For all the accusations of “norm breaking” hurled at President Donald Trump, the early stages of the Senate impeachment trial have revealed that congressional Democrats are perfectly willing to flirt with toppling one of the few, and most essential, precedents in American history.
House managers of the trial, all Democrats, cut right to the chase: If this whole impeachment thing doesn’t work out, and Trump is acquitted, it doesn’t matter. A Trump victory at the ballot box in 2020 has been preemptively deemed illegitimate.
So says House manager Rep. Adam Schiff, arguing to impeach Trump without the accusation of an actual crime.
“The president’s misconduct cannot be decided at the ballot box,” Schiff said. “For we cannot be assured that the vote will be fairly won.”
The California Democrat, who sought impeachment before the story about Trump’s Ukraine call ever broke, accused Trump of using the power of the presidency to “cheat in an election” and again brought up the debunked Russia-collusion narrative. So, if Schiff and fellow impeachment managers can’t convince the Senate to toss Trump from office, Americans must accept the will of House Democrats and perhaps ignore the result of the next election?
So much for being the party of upholding “norms” against the Trumpian norm-breakers. Saying that Americans should outright ignore an election result is an absurd attack on an underappreciated hallmark of American exceptionalism.

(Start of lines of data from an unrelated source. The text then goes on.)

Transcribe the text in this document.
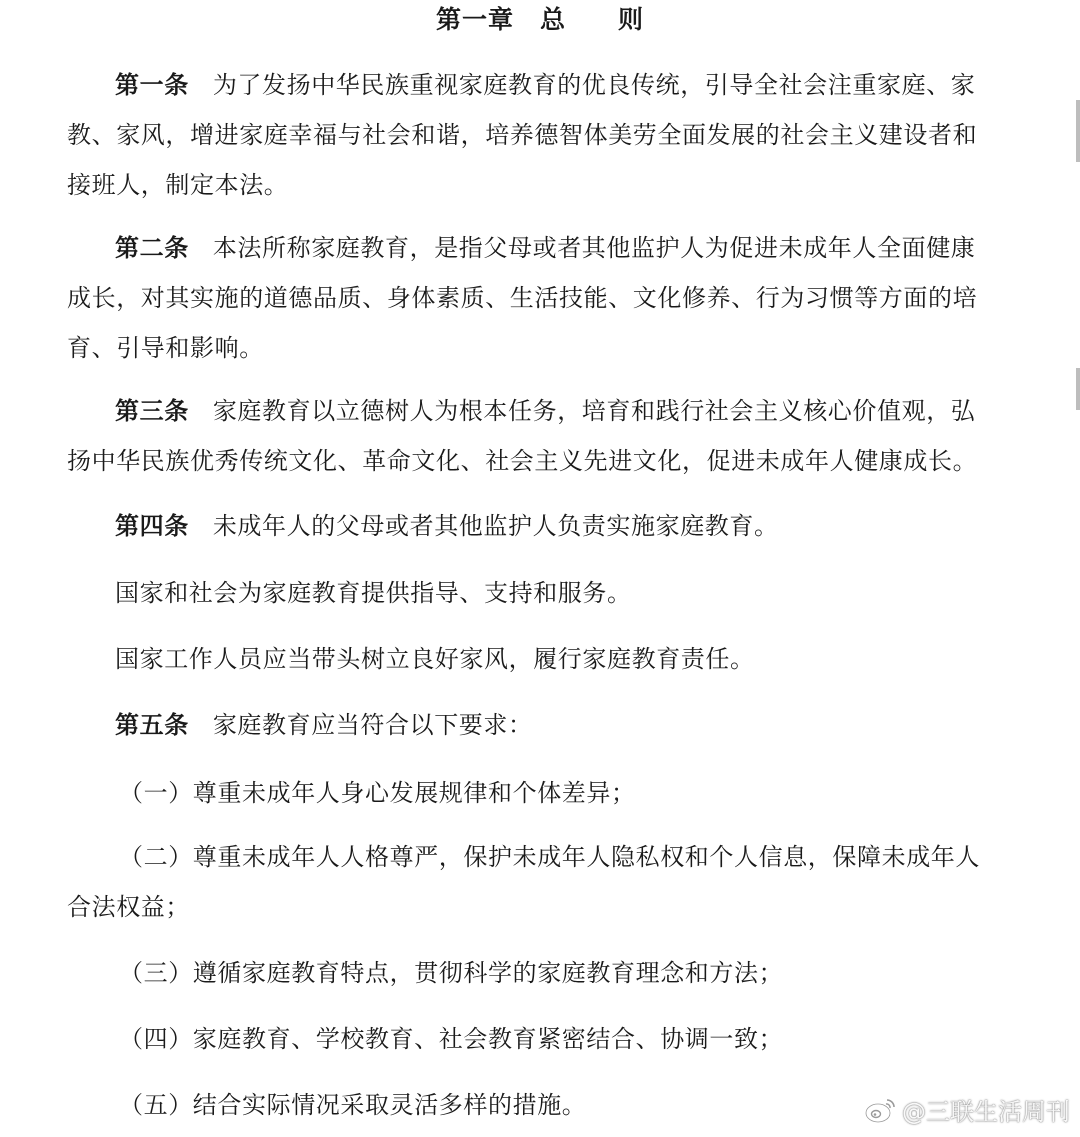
第一章 总 则

第一条 为了发扬中华民族重视家庭教育的优良传统，引导全社会注重家庭、家教、家风，增进家庭幸福与社会和谐，培养德智体美劳全面发展的社会主义建设者和接班人，制定本法。

第二条 本法所称家庭教育，是指父母或者其他监护人为促进未成年人全面健康成长，对其实施的道德品质、身体素质、生活技能、文化修养、行为习惯等方面的培育、引导和影响。

第三条 家庭教育以立德树人为根本任务，培育和践行社会主义核心价值观，弘扬中华民族优秀传统文化、革命文化、社会主义先进文化，促进未成年人健康成长。

第四条 未成年人的父母或者其他监护人负责实施家庭教育。

国家和社会为家庭教育提供指导、支持和服务。

国家工作人员应当带头树立良好家风，履行家庭教育责任。

第五条 家庭教育应当符合以下要求：

（一）尊重未成年人身心发展规律和个体差异；

（二）尊重未成年人人格尊严，保护未成年人隐私权和个人信息，保障未成年人合法权益；

（三）遵循家庭教育特点，贯彻科学的家庭教育理念和方法；

（四）家庭教育、学校教育、社会教育紧密结合、协调一致；

（五）结合实际情况采取灵活多样的措施。	@三联生活周刊
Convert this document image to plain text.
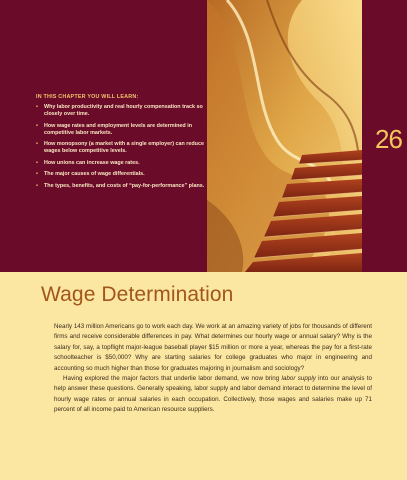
26
IN THIS CHAPTER YOU WILL LEARN:
• Why labor productivity and real hourly compensation track so closely over time.
• How wage rates and employment levels are determined in competitive labor markets.
• How monopsony (a market with a single employer) can reduce wages below competitive levels.
• How unions can increase wage rates.
• The major causes of wage differentials.
• The types, benefits, and costs of “pay-for-performance” plans.
Wage Determination

Nearly 143 million Americans go to work each day. We work at an amazing variety of jobs for thousands of different firms and receive considerable differences in pay. What determines our hourly wage or annual salary? Why is the salary for, say, a topflight major-league baseball player $15 million or more a year, whereas the pay for a first-rate schoolteacher is $50,000? Why are starting salaries for college graduates who major in engineering and accounting so much higher than those for graduates majoring in journalism and sociology?

Having explored the major factors that underlie labor demand, we now bring labor supply into our analysis to help answer these questions. Generally speaking, labor supply and labor demand interact to determine the level of hourly wage rates or annual salaries in each occupation. Collectively, those wages and salaries make up 71 percent of all income paid to American resource suppliers.
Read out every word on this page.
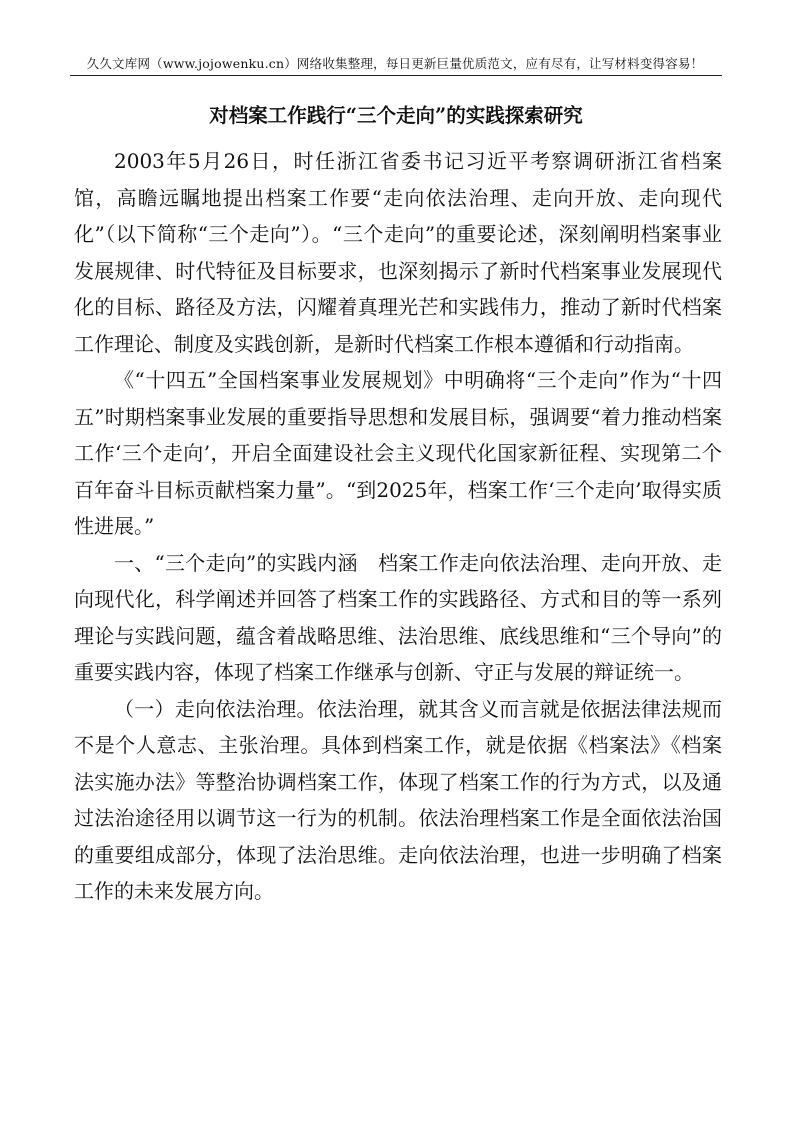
久久文库网（www.jojowenku.cn）网络收集整理，每日更新巨量优质范文，应有尽有，让写材料变得容易！
对档案工作践行“三个走向”的实践探索研究

2003年5月26日，时任浙江省委书记习近平考察调研浙江省档案馆，高瞻远瞩地提出档案工作要“走向依法治理、走向开放、走向现代化”（以下简称“三个走向”）。“三个走向”的重要论述，深刻阐明档案事业发展规律、时代特征及目标要求，也深刻揭示了新时代档案事业发展现代化的目标、路径及方法，闪耀着真理光芒和实践伟力，推动了新时代档案工作理论、制度及实践创新，是新时代档案工作根本遵循和行动指南。

《“十四五”全国档案事业发展规划》中明确将“三个走向”作为“十四五”时期档案事业发展的重要指导思想和发展目标，强调要“着力推动档案工作‘三个走向’，开启全面建设社会主义现代化国家新征程、实现第二个百年奋斗目标贡献档案力量”。“到2025年，档案工作‘三个走向’取得实质性进展。”

一、“三个走向”的实践内涵　档案工作走向依法治理、走向开放、走向现代化，科学阐述并回答了档案工作的实践路径、方式和目的等一系列理论与实践问题，蕴含着战略思维、法治思维、底线思维和“三个导向”的重要实践内容，体现了档案工作继承与创新、守正与发展的辩证统一。

（一）走向依法治理。依法治理，就其含义而言就是依据法律法规而不是个人意志、主张治理。具体到档案工作，就是依据《档案法》《档案法实施办法》等整治协调档案工作，体现了档案工作的行为方式，以及通过法治途径用以调节这一行为的机制。依法治理档案工作是全面依法治国的重要组成部分，体现了法治思维。走向依法治理，也进一步明确了档案工作的未来发展方向。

While free elections and peaceful transfers of powers are now almost globally expected, there was a time this was far from the case. It almost didn’t happen in the early stages of American history.
When Ballots First Triumphed Over Bullets
The presidential election of 1800, which pitted incumbent President John Adams against Thomas Jefferson, was a notoriously brutal affair of gutter politics and mostly accurate accusations of foreign meddling. Partisans of Adams, a Federalist, were accused of being sops to Great Britain and secret monarchists. Jefferson was portrayed as a bloodthirsty revolutionary, long derided as having a “womanish attachment to France.”
The infant republic looked doomed by its failed experiment in self-rule; an anarchic laughingstock in the courts of Europe. When Jefferson’s republicans won the election, with a near constitutional crisis revolving around a tie vote between Jefferson and his vice-presidential candidate Aaron Burr (this was the days before the 12th Amendment and the unified ticket), the potential for civil war was high.
But that war never came.
It’s hard to understate the precedent the 1800 election established. It marked the first transition of power from one party—however loosely defined at that time—to another under the Constitution. That it occurred without incident, other than Adams grumpily leaving Washington without attending Jefferson’s inauguration, seems unremarkable to us today, but our view of history is often skewed by our success.
In fact, the late historian and political philosopher Harry Jaffa remarked in his book, “A New Birth of Freedom,” that “the idea of deciding who should govern by means of a free election by a whole people was something that the world had never known before the American Revolution.”
In Jefferson’s inaugural address, where he famously said that “we are all republicans, we are all federalists,” he was not declaring an end partisan politics. Far from it. Instead, he was reiterating that under the Constitution, the rights of all Americans will be protected and respected, that deliberation and the political process must and will triumph under this experiment in liberty.
Most of mankind has lived under one form of tyranny or another. Transfers of power, if they ever occurred, only occurred through violence and civil war. Legitimacy stemmed from force, not the consent of the governed. Consider that France has gone through five republics, two empires, two monarchies, and several quasi-governmental dictatorships while we have enjoyed one sustained form of government under the Constitution.
Under that Constitution, a mandate for leadership came through ballots, not bullets. It’s a streak that Americans have kept alive for two centuries, save one interlude in the 1860 when Abraham Lincoln, the Union army, and providence saved government of the people, by the people, and for the people from annihilation.
Democrats Against Democracy
Although hyperbolism in politics is practically a national pastime, the precedent of 1800 is nevertheless being eroded by leftist politicians who have spent nearly four years making the case that the 2016 election was illegitimate. For all the talk that Trump wouldn’t accept election results in 2016 if he lost, the opposite has been true.
Saying that 2020 is preemptively illegitimate is even worse, signaling to voters that they should finally take the sophomoric “not my president” bumper stickers seriously, and now perhaps literally.
Fortunately, most Americans—who are paying little attention to the impeachment saga—have no appetite for ignoring elections. But the continual attempts by a sordid junto of politicians, journalists, and deep state bureaucrats to invalidate this and future elections signals to the people that perhaps they don’t live in a republic after all.
Perhaps all the talk of championing “democracy” is a farce and they really are being ruled by a little pseudo elite in a far-off place that thinks it knows their interests better than they do. No wonder America is gripped by populist fervor.